As hypersonics transform the capabilities of contemporary strike missiles, the systems used to defend against such weapons will continue to evolve. Layered defensive measures, combining powerful search radars, advanced computer analysis, interceptor missiles and, increasingly, directed energy weapons serve as key components in both continental and expeditionary integrated missile defence networks.
"The rocket worked perfectly, except for landing on the wrong planet," Wernher von Braun said following the first successful rocket attacks against London in the dying days of the Second World War.
From the earliest days of cruise and ballistic missiles, the evolution of technology between defence and offence has been a game of cat and mouse, with technology empowering both attacker and defender serving to create a constant state of tactical and strategic flux.
The advent of multiple independently targetable re-entry vehicles (MIRV) during the Cold War and the rise of hypersonic ballistic and cruise missiles in recent years have constantly undermined efforts to develop a reliable, cost-effective and survivable missile defence system and capabilities. In response, the US, Russia, China, India, Israel and France have all invested heavily in developing a range of land, air and sea-based missile defence technologies and systems.
While fanciful programs like the Reagan administration's Strategic Defence Initiative (SDI) postulated the use of space-based systems, namely laser-armed satellites, as a cost effective and survivable missile defence system, the collapse of the Soviet Union and the costs associated with developing such technologies pushed even the US to the limits of its financial and industrial capabilities.

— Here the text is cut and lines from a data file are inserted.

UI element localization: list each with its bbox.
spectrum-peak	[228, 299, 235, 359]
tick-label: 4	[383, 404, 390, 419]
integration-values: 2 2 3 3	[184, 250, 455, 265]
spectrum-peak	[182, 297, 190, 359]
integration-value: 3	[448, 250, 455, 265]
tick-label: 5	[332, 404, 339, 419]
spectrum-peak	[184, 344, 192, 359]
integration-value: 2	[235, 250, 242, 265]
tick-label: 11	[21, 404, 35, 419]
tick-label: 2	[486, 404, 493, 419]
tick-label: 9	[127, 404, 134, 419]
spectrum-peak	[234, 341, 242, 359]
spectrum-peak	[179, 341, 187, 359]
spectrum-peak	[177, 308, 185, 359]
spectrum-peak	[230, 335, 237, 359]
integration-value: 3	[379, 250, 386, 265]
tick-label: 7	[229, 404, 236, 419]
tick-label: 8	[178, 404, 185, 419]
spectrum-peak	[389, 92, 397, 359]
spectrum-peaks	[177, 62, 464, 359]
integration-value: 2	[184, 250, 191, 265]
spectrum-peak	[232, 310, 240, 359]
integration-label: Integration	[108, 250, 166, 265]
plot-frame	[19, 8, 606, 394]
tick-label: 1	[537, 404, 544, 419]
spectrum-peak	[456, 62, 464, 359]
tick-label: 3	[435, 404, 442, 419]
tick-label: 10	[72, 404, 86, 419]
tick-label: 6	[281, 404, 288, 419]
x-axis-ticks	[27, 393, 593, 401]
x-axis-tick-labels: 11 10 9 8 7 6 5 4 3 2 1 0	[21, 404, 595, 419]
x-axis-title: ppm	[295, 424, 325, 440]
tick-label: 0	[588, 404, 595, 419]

However, the complexity of missile variants, combined with speed, improved manoeuvrability and re-targetable systems has required a layered approach to tactical and strategic missile defence, adding both cost and complexity to missile defence countermeasures. Missile defence is broken down into three layers, each requiring different levels of technology and platform, namely:
- Tactical: Designed to counter short-range, tactical ballistic missiles designed to travel less than 1.5km/s. Tactical anti-ballistic missiles (ABMs) typically have short ranges, from 20-80 kilometres, and are designed to provide area defence for major infrastructure including cities, ports, airfields and forward-deployed military bases. Currently fielded defence systems include the US MIM-104 Patriot, Israeli Iron Dome and Russian S-300V systems.
- Theatre: Countering medium-to-intermediate range missiles designed to travel at approximately 3km/s providing defensive coverage across a localised region of military operations (typically a radius of several hundred kilometres). Currently fielded systems include the US Terminal High Altitude Area Defence (THAAD), Israeli Arrow and Russian S-400 systems.
- Strategic: Designed to counter long-range intercontinental ballistic missiles capable of travelling at approximately at 7km/s. These systems rely on a complex series of sensors, targeting computers and anti-ballistic missile systems to counter threats. Current examples include the Russian A-135 system responsible for the defence of Moscow and the US Ground-Based Midcourse Defence system responsible for defending the continental US from missiles launched in Asia.
Despite these clearly defined capabilities, the constantly evolving nature of missile systems, combined with the mobility and proliferation of capabilities among state and asymmetric-based threats, presents a series of challenges, mandating an equally agile and formidable response to protect critical infrastructure and forward deployed military capabilities from attack.
Australia's geographic isolation and size presents a series of operational and strategic challenges for implementing a layered system of continental defence, nevertheless, there has been an introduction of increasingly capable ballistic missiles throughout the region, most recently with announcements of a successful precision guided long-range ballistic missile by North Korea and the increasing capability of China's own ballistic and cruise missile systems.
However, the acquisition of key platforms like the recently announced National Advanced Surface to Air Missile System (NASAMS) as part of the $2 billion LAND 19 Phase 7B program, combined with the Aegis SPY-1D radars aboard the Hobart and Hunter Class vessels, establish the basis for a layered-national missile defence capability.
Building on these capabilities, AIR 6500 has been conceptualised as a 'system-of-systems' combining the data gathering, analysis and firing solutions of inter-service platforms like the F-35 Joint Strike Fighter, E-7A Wedgetail, P-8A Poseidon, Hobart Class and Hunter Class and the NASAMS.
AIR 6500 is a joint battle management system that will interconnect the many disparate platforms, systems and sensors across the air, land space, electromagnetic and cyber domains into a collaborative environment that provides shared situational awareness of the battlespace and the ability to rapidly plan responses to threats.
This investment will provide the foundation for an enhanced integrated air and missile defence system for the ADF, ensuring that the delivered system is able to fuse and share information to enhance the accuracy and speed of ADF's systems response to air and missile threats. The delivered architecture will have the flexibility for further enhancement to handle more complex threats and to integrate new technologies as they emerge.
The ADF will also acquire ground-based active electronically scanned array radars from around 2020 and expand Australia's access to air and space situational awareness information, including through space-based systems.